# My first Blackwater report--- 10/24



## Chris V (Oct 18, 2007)

Been wanting to fish this stretch of water for a while and something new sounded good. Doc and I launched around 7AM at the launch North of the bridge in Milton. Doc started hitting the edges and I held back a little and watched the depthfinder a lot. I worked some fishy edges to no avail but that changed once I marked bait.... and a lot of it! I immediately got hooked up twice but pulled the hooks. Doc was down a ways but I went and got him to share the action. We came back to the spot and I caught a nice little speck on my second cast, a white trout on my third and then something much nicer on my fourth. It pulled some line and after a fun little fight I landed my first hybrid striper at about 21-22 inches. I had no intention of keeping anything and let it go. 

We caught a few more trout but then the schools moved on. We hit a little cove and had some action with bass and pickerel. Those damn pickerel cut me off about 6 times but it was a learning session for the area. Fished another little cove with the same kind of action before heading back to our original spot around 1PM. Got there and it was on! After a couple specks I hooked another hybrid but lost it. Threw back out and immediately hooked a true saltwater striper. This one gave me a great little tussle on the pee-wee pole I was using. After landing it, I saw that it was hooked bad in the eye with the treble so I brought it home for dinner. Doc had to leave shortly afterwards, but I continued hitting the bait schools and landed more trout and another striper of about the same size.

I paddled down towards the bridges and in the hole behind the swing bridge I got into some nicer specks. They weren't big, but were larger school size fish in the 18-20 inch range. I hit several of those and landed another hybrid bass amongst them. Those fish were within 10ft of the bottom in 45ft and I was caught almost all of them vertically fishing a 3/8 oz. spoon.

I explored a little more and wore my ass out in the process while picking up a few more trout and a nice bass before finally calling it a quits.

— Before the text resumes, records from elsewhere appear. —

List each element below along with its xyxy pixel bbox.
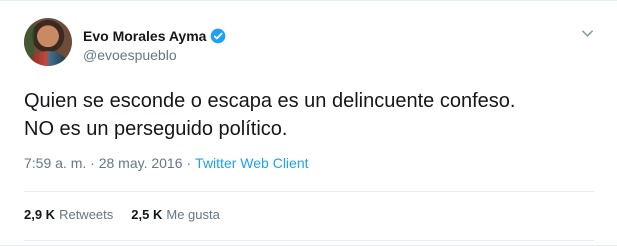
- tweet-meta: 7:59 a. m. · 28 may. 2016 · Twitter Web …: [24, 155, 309, 171]
- likes-label: Me gusta: [166, 207, 220, 222]
- retweets-count: 2,9 K: [24, 207, 56, 222]
- divider: [24, 191, 594, 192]
- tweet-client-link[interactable]: Twitter Web Client: [195, 155, 308, 171]
- divider: [24, 240, 594, 241]
- author-name[interactable]: Evo Morales Ayma: [83, 28, 206, 44]
- tweet-timestamp[interactable]: 7:59 a. m. · 28 may. 2016: [24, 155, 183, 171]
- likes-count: 2,5 K: [131, 207, 163, 222]
- meta-separator: ·: [186, 155, 192, 171]
- tweet-stats: 2,9 K Retweets 2,5 K Me gusta: [24, 207, 220, 222]
- likes-stat[interactable]: 2,5 K Me gusta: [131, 207, 220, 222]
- tweet-text-line-2: NO es un perseguido político.: [24, 118, 288, 140]
- retweets-stat[interactable]: 2,9 K Retweets: [24, 207, 113, 222]
- chevron-down-icon[interactable]: [581, 27, 594, 40]
- tweet-card: Evo Morales Ayma @evoespueblo Quien se e…: [0, 0, 617, 246]
- tweet-text: Quien se esconde o escapa es un delincue…: [24, 87, 594, 143]
- author-handle[interactable]: @evoespueblo: [83, 47, 177, 63]
- avatar[interactable]: [24, 18, 72, 66]
- author-name-row[interactable]: Evo Morales Ayma: [83, 27, 226, 45]
- avatar-shirt: [30, 51, 66, 66]
- retweets-label: Retweets: [59, 207, 114, 222]
- verified-badge-icon: [211, 28, 226, 44]
- tweet-text-line-1: Quien se esconde o escapa es un delincue…: [24, 90, 516, 112]
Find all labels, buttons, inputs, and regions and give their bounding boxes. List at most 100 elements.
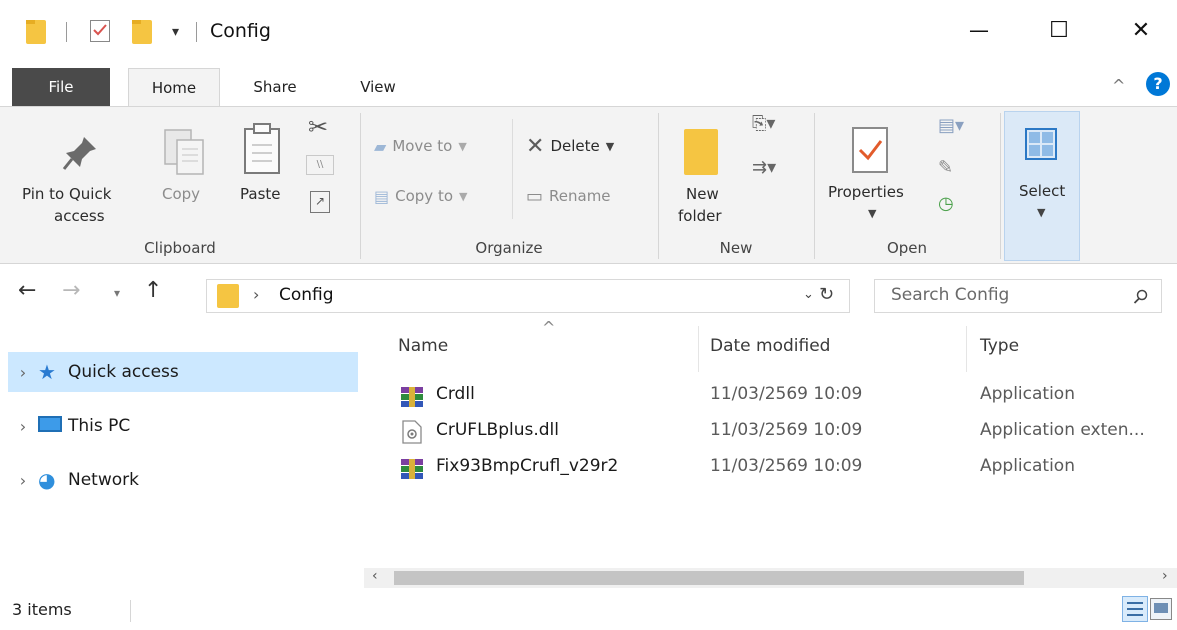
expand-chevron-icon[interactable]: › [8, 363, 38, 382]
nav-item-quick-access[interactable]: › ★ Quick access [8, 352, 358, 392]
column-header-name[interactable]: Name [398, 336, 448, 356]
pin-to-quick-access-button[interactable]: Pin to Quick access [10, 115, 140, 233]
forward-arrow-icon[interactable]: → [62, 278, 80, 303]
customize-quick-access-icon[interactable]: ▾ [172, 24, 179, 40]
paste-shortcut-icon[interactable]: ↗ [310, 191, 330, 213]
up-arrow-icon[interactable]: ↑ [144, 278, 162, 303]
computer-icon [38, 415, 68, 437]
window-title: Config [210, 20, 271, 42]
sort-ascending-icon: ^ [542, 318, 556, 337]
edit-icon[interactable]: ✎ [938, 157, 953, 178]
file-name: Crdll [436, 384, 475, 404]
column-separator[interactable] [698, 326, 699, 372]
close-button[interactable]: ✕ [1118, 10, 1164, 50]
select-button[interactable]: Select ▼ [1004, 111, 1080, 261]
help-icon[interactable]: ? [1146, 72, 1170, 96]
search-input[interactable]: Search Config [874, 279, 1162, 313]
nav-item-network[interactable]: › ◕ Network [8, 460, 358, 500]
maximize-button[interactable]: ☐ [1036, 10, 1082, 50]
new-folder-button[interactable]: New folder [670, 115, 740, 233]
ribbon-home: Pin to Quick access Copy Paste ✂ \\ ↗ Cl… [0, 106, 1177, 264]
group-separator [658, 113, 659, 259]
file-date: 11/03/2569 10:09 [710, 384, 863, 404]
new-folder-icon [684, 129, 718, 175]
move-to-label: Move to [392, 137, 453, 155]
dropdown-arrow-icon: ▼ [1037, 206, 1046, 219]
copy-label: Copy [162, 185, 201, 203]
refresh-icon[interactable]: ↻ [819, 284, 834, 305]
expand-chevron-icon[interactable]: › [8, 417, 38, 436]
properties-quick-icon[interactable] [90, 20, 110, 42]
delete-label: Delete [550, 137, 600, 155]
group-separator [1000, 113, 1001, 259]
scrollbar-thumb[interactable] [394, 571, 1024, 585]
star-icon: ★ [38, 360, 56, 384]
file-date: 11/03/2569 10:09 [710, 420, 863, 440]
quick-access-separator [66, 22, 67, 42]
address-bar[interactable]: › Config ⌄ ↻ [206, 279, 850, 313]
details-view-icon[interactable] [1122, 596, 1148, 622]
column-header-type[interactable]: Type [980, 336, 1019, 356]
collapse-ribbon-icon[interactable]: ^ [1112, 76, 1125, 95]
new-item-icon[interactable]: ⎘▾ [752, 113, 775, 134]
file-row[interactable]: Fix93BmpCrufl_v29r2 11/03/2569 10:09 App… [364, 450, 1177, 486]
properties-button[interactable]: Properties ▼ [822, 115, 926, 233]
open-icon[interactable]: ▤▾ [938, 115, 964, 136]
copy-path-icon[interactable]: \\ [306, 155, 334, 175]
delete-button[interactable]: ✕ Delete ▼ [526, 131, 614, 161]
column-header-date-modified[interactable]: Date modified [710, 336, 830, 356]
back-arrow-icon[interactable]: ← [18, 278, 36, 303]
title-bar: ▾ Config — ☐ ✕ [0, 0, 1177, 62]
file-date: 11/03/2569 10:09 [710, 456, 863, 476]
easy-access-icon[interactable]: ⇉▾ [752, 157, 776, 178]
file-type: Application [980, 456, 1075, 476]
expand-chevron-icon[interactable]: › [8, 471, 38, 490]
status-bar: 3 items [0, 590, 1177, 630]
copy-to-button[interactable]: ▤ Copy to ▼ [374, 181, 467, 211]
dropdown-arrow-icon: ▼ [868, 207, 877, 220]
tab-file[interactable]: File [12, 68, 110, 106]
tab-share[interactable]: Share [240, 68, 310, 106]
group-separator [360, 113, 361, 259]
file-row[interactable]: Crdll 11/03/2569 10:09 Application [364, 378, 1177, 414]
clipboard-group-label: Clipboard [144, 239, 216, 257]
address-history-icon[interactable]: ⌄ [803, 287, 814, 302]
minimize-button[interactable]: — [956, 10, 1002, 50]
file-row[interactable]: CrUFLBplus.dll 11/03/2569 10:09 Applicat… [364, 414, 1177, 450]
new-folder-label-line2: folder [678, 207, 722, 225]
winrar-archive-icon [401, 459, 423, 479]
breadcrumb-separator[interactable]: › [253, 285, 259, 304]
network-icon: ◕ [38, 468, 56, 492]
rename-button[interactable]: ▭ Rename [526, 181, 611, 211]
scroll-left-arrow-icon[interactable]: ‹ [372, 568, 378, 584]
horizontal-scrollbar[interactable]: ‹ › [364, 568, 1177, 588]
winrar-archive-icon [401, 387, 423, 407]
nav-item-this-pc[interactable]: › This PC [8, 406, 358, 446]
rename-label: Rename [549, 187, 611, 205]
file-name: CrUFLBplus.dll [436, 420, 560, 440]
copy-to-label: Copy to [395, 187, 454, 205]
tab-home[interactable]: Home [128, 68, 220, 106]
organize-separator [512, 119, 513, 219]
scroll-right-arrow-icon[interactable]: › [1162, 568, 1168, 584]
search-placeholder: Search Config [891, 285, 1010, 305]
copy-button[interactable]: Copy [152, 115, 216, 225]
recent-locations-icon[interactable]: ▾ [114, 286, 120, 300]
breadcrumb-config[interactable]: Config [279, 285, 334, 305]
tab-view[interactable]: View [348, 68, 408, 106]
delete-icon: ✕ [526, 133, 545, 159]
new-folder-quick-icon[interactable] [132, 20, 152, 44]
history-icon[interactable]: ◷ [938, 193, 954, 214]
navigation-bar: ← → ▾ ↑ › Config ⌄ ↻ Search Config [0, 264, 1177, 326]
large-icons-view-icon[interactable] [1150, 598, 1172, 620]
copy-icon [164, 129, 204, 175]
select-icon [1025, 128, 1057, 160]
navigation-pane: › ★ Quick access › This PC › ◕ Network [0, 326, 364, 578]
column-separator[interactable] [966, 326, 967, 372]
cut-icon[interactable]: ✂ [308, 113, 328, 141]
move-to-icon: ▰ [374, 136, 387, 156]
paste-button[interactable]: Paste [228, 115, 298, 225]
pin-label-line1: Pin to Quick [22, 185, 112, 203]
move-to-button[interactable]: ▰ Move to ▼ [374, 131, 467, 161]
status-separator [130, 600, 131, 622]
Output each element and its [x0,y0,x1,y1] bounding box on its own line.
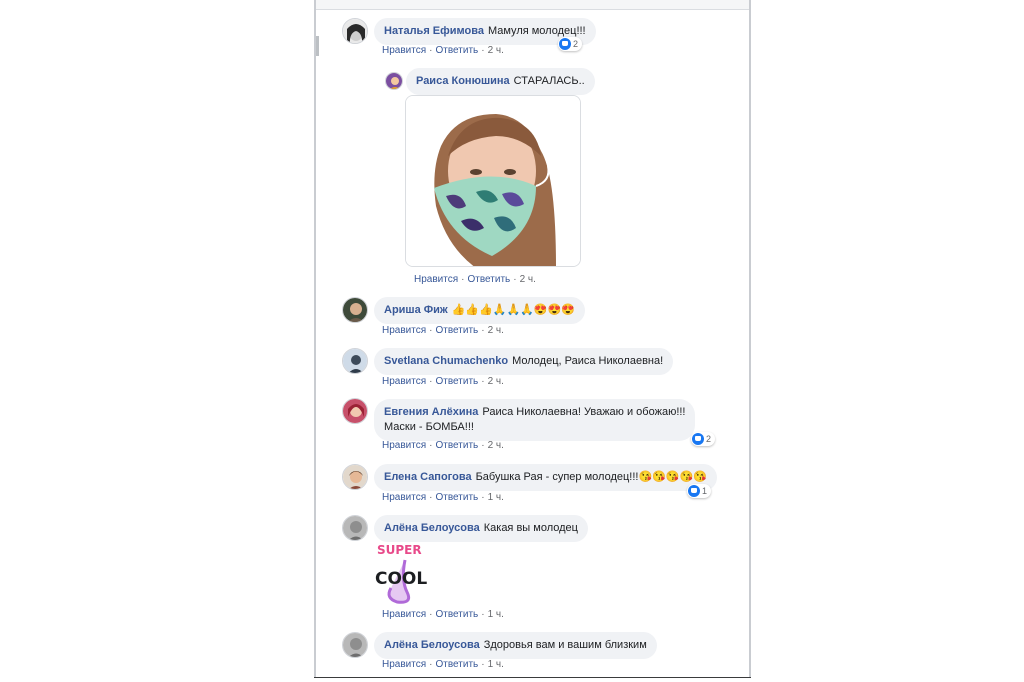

For my first time on the Blackwater with limited mobility I feel like I did pretty good and have to say those that live near it or on it are lucky to have that kind of variety at their back door.

Thanks for hanging with me Doc, we'll have to do it again!

My total:
2 stripers
2 hybrids
1.3 gazillion specks and white trout
4 pickerel 
4 big-mouth bass


----------



## sniperpeeps (Mar 5, 2011)

Nice work! Quality and variety:thumbup:


----------



## bigassredfish (Apr 3, 2011)

nicely done


----------



## ycanti (Jul 13, 2011)

Well done great post


----------



## Charlie2 (Oct 2, 2007)

*Blackwater Report*

A very good report. Blackwater has always been good to me both down in the brackish portion as well as the freshwater(bream and bass).

I'm glad that you had the success that you experienced. C2


----------



## Amarillo Palmira (Jan 2, 2010)

Nice report. I dont think any of the stripers, either hybrid of pure bred, reproduce naturally in the rivers, so its OK to keep them to eat as long as they meet the FWC minimums.


----------



## Brett (Apr 18, 2011)

Good job on the first trip. A little advise don't come over on the week ends, when its warm enough to ski. That is the worst place to go yak fishing in summer months, like Interstate 10 at rush hour.


----------



## chaps (Aug 31, 2009)

Great report. Did you fish south of the railroad tressle at all? What did the majority of the fish eat? I live in Milton and typically fish in the winter when the trout move up the river


----------



## Farmer (Jul 3, 2009)

Had a great time fishing with Chris. Fun to fish some different water. Glad I was with Chris who "figured" out the puzzle pretty quick. Caught several specks and bass. The bass had a very nice color to them. Missed getting a pickeral for kayak wars points by several inches.....15 caught versus 19 needed.... and couldn't get a gar to bite despite plenty around...oh well! Made it home in time to take cake and ice cream to Dad's to celebrate his 83 birthday.


----------



## inshorecatch (Oct 1, 2007)

where is the swing bridge?


----------



## Night Wing (May 16, 2011)

Great report. Loved seeing the photos.


----------



## sureicanfish (Sep 30, 2007)

SOLD! im'a try it


----------



## Razzorduck (Oct 22, 2007)

Nice looking Hybrid Chris. We have a bunch of lakes here in the Dallas area stocked with them. Early spring they run up the creeks with the white bass and we have a blast with light tackle. Some of these hybrids run up to and over 10lbs.


----------



## roanokeriverrunner (Jul 13, 2011)

Great Reprt glad you guys had a good trip hope to see you guys out there


----------



## pompanopete (Aug 5, 2009)

Nice report.. thanks guys


----------



## nojerseydevil (Jan 23, 2009)

Nice report...


----------



## Brandonshobie (Aug 10, 2009)

Nice job guys!


----------



## reboot_me (Jul 8, 2011)

Nice catch & report. Love the photos, reminds me of some of my trips to the area!


----------